The Lost River
By Susan DeBow

Last night I admitted my daughter to a mental health hospital. The last ten years have been a ride on the Lost River, which used to be a ride at Coney Island. You would get into a wooden boat and go into a lightless tunnel that flowed with water from the Ohio River. It was scary. Word had it that you should keep your hands inside the boat lest a water moccasin bite you. In the dark, the twists and turns jolted you, teasing you, until the boat caught the chain and was then pulled up a big hill. Once over the top, the boat plummeted, seemingly out of control and splashed down hard into the water, spraying water on anyone standing near.
That’s how mental illness is. It is a ride in the dark. Life is the hill you climb. The free fall is your mind, hurling out of control. The splash is what washes on family along on this ride, too.
It has taken me all of this time, all of these years, to get to the point where I can say, “My daughter has a mental illness.”
She had, “issues” or she was “immature,” or was “different.” But, the truth is, my daughter has a mental illness. The state calls it a severe disability.
My jaws are tight, and my eyes have a wet veil on them as I write those words
I can hear the clock tick, the dogs, one of them my daughter’s, lie at my feet, breathing heavy sighs. They must have learned how to do that from me. My husband and I have become masters of the heavy sigh.

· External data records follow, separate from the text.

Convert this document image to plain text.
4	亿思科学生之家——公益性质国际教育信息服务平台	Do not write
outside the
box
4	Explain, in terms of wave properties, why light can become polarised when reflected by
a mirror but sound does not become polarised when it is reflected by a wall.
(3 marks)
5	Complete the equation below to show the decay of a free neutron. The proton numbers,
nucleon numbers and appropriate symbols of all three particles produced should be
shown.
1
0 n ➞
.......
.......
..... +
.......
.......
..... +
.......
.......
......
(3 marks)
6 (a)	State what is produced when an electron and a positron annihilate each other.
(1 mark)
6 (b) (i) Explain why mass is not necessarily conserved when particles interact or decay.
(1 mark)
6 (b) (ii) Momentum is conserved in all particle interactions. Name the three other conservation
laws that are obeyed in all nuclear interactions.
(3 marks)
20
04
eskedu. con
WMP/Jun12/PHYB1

For years I have taken my daughter from doctor to doctor, therapist to therapist, tried medication after medication, hoping and believing these gremlins would just go away.
But they haven’t. Sure, occasionally they subside, but it is as though they stop for a time to refuel and then return guised as anxiety or lack of focus or impulsiveness or unbearable depression. The gremlins are never far away from your thoughts. They not only eat their host, but they give off an aura that permeates family, friends, vacations and your home. There is little tranquility.
To watch your child suffer is to watch part of yourself die. For each tear they shed, there is a good chance you will shed two. One for them and one for the hopelessness you feel as a mother who can’t make her child well. Mothers are supposed to fix things.
What was different last night that made me feel the right thing to do was hospitalize my daughter? It was the anguish in her cries, a sound that said I have lost control; nothing is as it should be. If her cries had words, they would have been, “Oh God, help me.”
It wasn’t the stigma of mental illness that prevented me from saying my daughter has a mental illness, although God knows many people don’t understand. It is that I didn’t see the big picture. In my quest to help her get better, I didn’t see she was getting worse. Optimism is good, unless it is blind.
After she was admitted about midnight last night, after the nurses had her remove all of her clothes to check for bruises or cuts and after the nurses did their assessment, my daughter called. In a child’s scared, lost voice, she said, “Mom, I want to come home. You’ve taken away everything I know.”
It had been dark in our bedroom, but neither my husband nor I slept or talked. The house was quiet. This was about the time that, many nights, our daughter would pop her head into our room and say, “I’m home.”
But last night that wasn’t so.
The facility our daughter is in has “Center of Hope” in its name. As in fighting any illness, hope is what holds your hand as you enter the unknown.
It took us nine years of zigging and zagging from place to place, feeling like we were alone in our struggles. But last year we learned we are not. With the help and guidance of friends, we were led to NAMI, National Alliance for the Mentally Ill. From there we were led to Family to Family, a program for people with loved ones who have mental illness. Recently, doors opened to a countywide mental health program that offers our daughter many possibilities. For all of that, we are grateful.
Mental illness can send your loved one and family on a trip down the Lost River, but thankfully, there are lifeguards and life angels during turbulent times.
About this writer
-
Susan DeBow is a Midwest writer with a Southern heart. Her work has been published in the Chicago Tribune, Family Circle, Christian Science Monitor, Cleveland Plain Dealer, the Writer, Poets and Writers, among many others. Her first novel, Cleaning Closets, was published in 2007 by Dialogue Publishing.
You can leave a response, or trackback from your own site.








Susan:
Keep writing about mental illness, treatment, and hope. I am a therapist/counselor in Ohio. I could feel the raw emotion in your story. Blessings to you and your family.